On March 12, 2020, the Risk Management Agency (RMA) issued a press release entitled “USDA is Working to Reduce Insurance Rates for Farmers Impacted by 2019 Breached Levees.” https://www.rma.usda.gov/en/News-Room/Press/Press-Releases/2020-News/USDA-is-Working-to-Reduce-Insurance-Rates-for-Farmers-Impacted-by-2019-Breached-Levees. RMA is telling farmers to look at the impacts that the 2019 breaches may have had on premium rates when making their crop insurance decisions. RMA states that many of the levees breached are in the process of being repaired but if the repairs are not completed to prior specifications the cropland behind may have the highest premium rates.

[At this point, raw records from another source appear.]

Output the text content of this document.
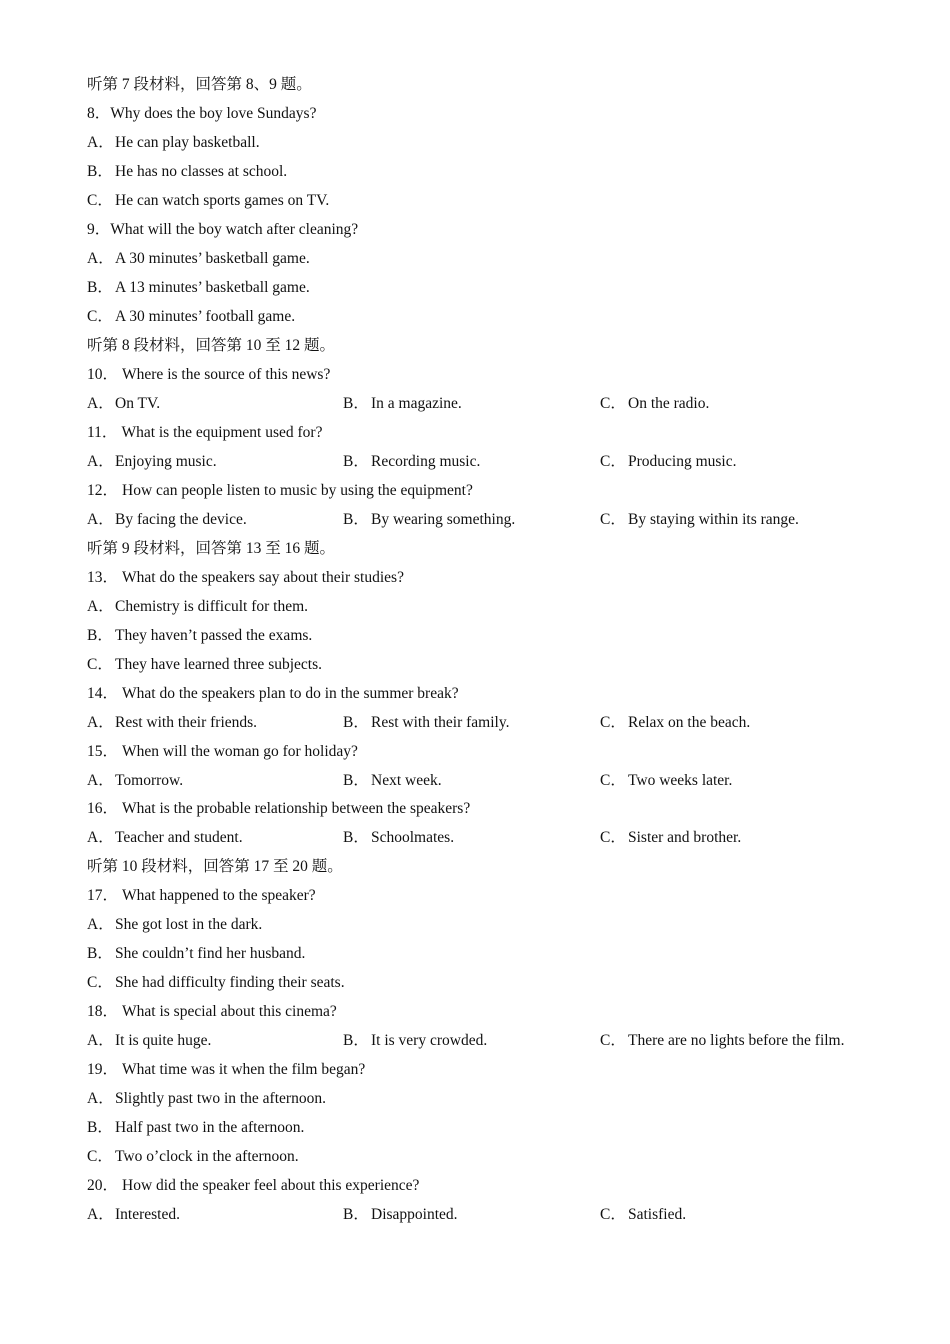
听第 7 段材料，回答第 8、9 题。
8．Why does the boy love Sundays?
A．He can play basketball.
B． He has no classes at school.
C． He can watch sports games on TV.
9．What will the boy watch after cleaning?
A．A 30 minutes’ basketball game.
B． A 13 minutes’ basketball game.
C． A 30 minutes’ football game.
听第 8 段材料，回答第 10 至 12 题。
10． Where is the source of this news?
A．On TV.	B． In a magazine.	C． On the radio.
11． What is the equipment used for?
A．Enjoying music.	B． Recording music.	C． Producing music.
12． How can people listen to music by using the equipment?
A．By facing the device.	B． By wearing something.	C． By staying within its range.
听第 9 段材料，回答第 13 至 16 题。
13． What do the speakers say about their studies?
A．Chemistry is difficult for them.
B． They haven’t passed the exams.
C． They have learned three subjects.
14． What do the speakers plan to do in the summer break?
A．Rest with their friends.	B． Rest with their family.	C． Relax on the beach.
15． When will the woman go for holiday?
A．Tomorrow.	B． Next week.	C． Two weeks later.
16． What is the probable relationship between the speakers?
A．Teacher and student.	B． Schoolmates.	C． Sister and brother.
听第 10 段材料，回答第 17 至 20 题。
17． What happened to the speaker?
A．She got lost in the dark.
B． She couldn’t find her husband.
C． She had difficulty finding their seats.
18． What is special about this cinema?
A．It is quite huge.	B． It is very crowded.	C． There are no lights before the film.
19． What time was it when the film began?
A．Slightly past two in the afternoon.
B． Half past two in the afternoon.
C． Two o’clock in the afternoon.
20． How did the speaker feel about this experience?
A．Interested.	B． Disappointed.	C． Satisfied.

RMA states that it is adding flexibility by adjusting the premium rates if repairs are competed and certified by the sales closing date or earliest planting date.
RMA also states that it will consider rate adjustments in counties where the levees are temporarily or partially repairs if the repairs are certified by the U.S. Army Corps of Engineers (USACE) or a state registered and licensed engineers. RMA states that the adjustment will be based on the level of protection the levee repair provides. RMA states that even if the repairs are completed after the sales closing date or earliest planting date but before the crop is planted, the producers can request a written agreement from RMA’s Regional Offices, who can determine premium on a case-by-case basis. RMA states that 179,874 acres have had their rates reduced doe to the USACE certifications. RMA states that it will continue to update rate maps to reflect current levee conditions and the applicable premium rates.
ANALYSIS – It title of the article appears to be misleading since it implies that RMA itself is doing something to reduce premium rates as opposed to calculating premium rates based on the risk. However, reading the article, it appears that RMA is not doing anything other than simply adjusting the premium rates to reflect the reduced risks as USACE repairs the levees. RMA’s continual monitoring of the situation and updating the ratings maps will benefit producers who would otherwise receive the highest rates. Provided that such rates continue to be adjusted based on the risks and are not adjusted after the crop has been planted, there does not appear to be any moral hazard or adverse affect on the program.
All statements made are opinions of the author and are not intended to provide legal opinions or legal advice.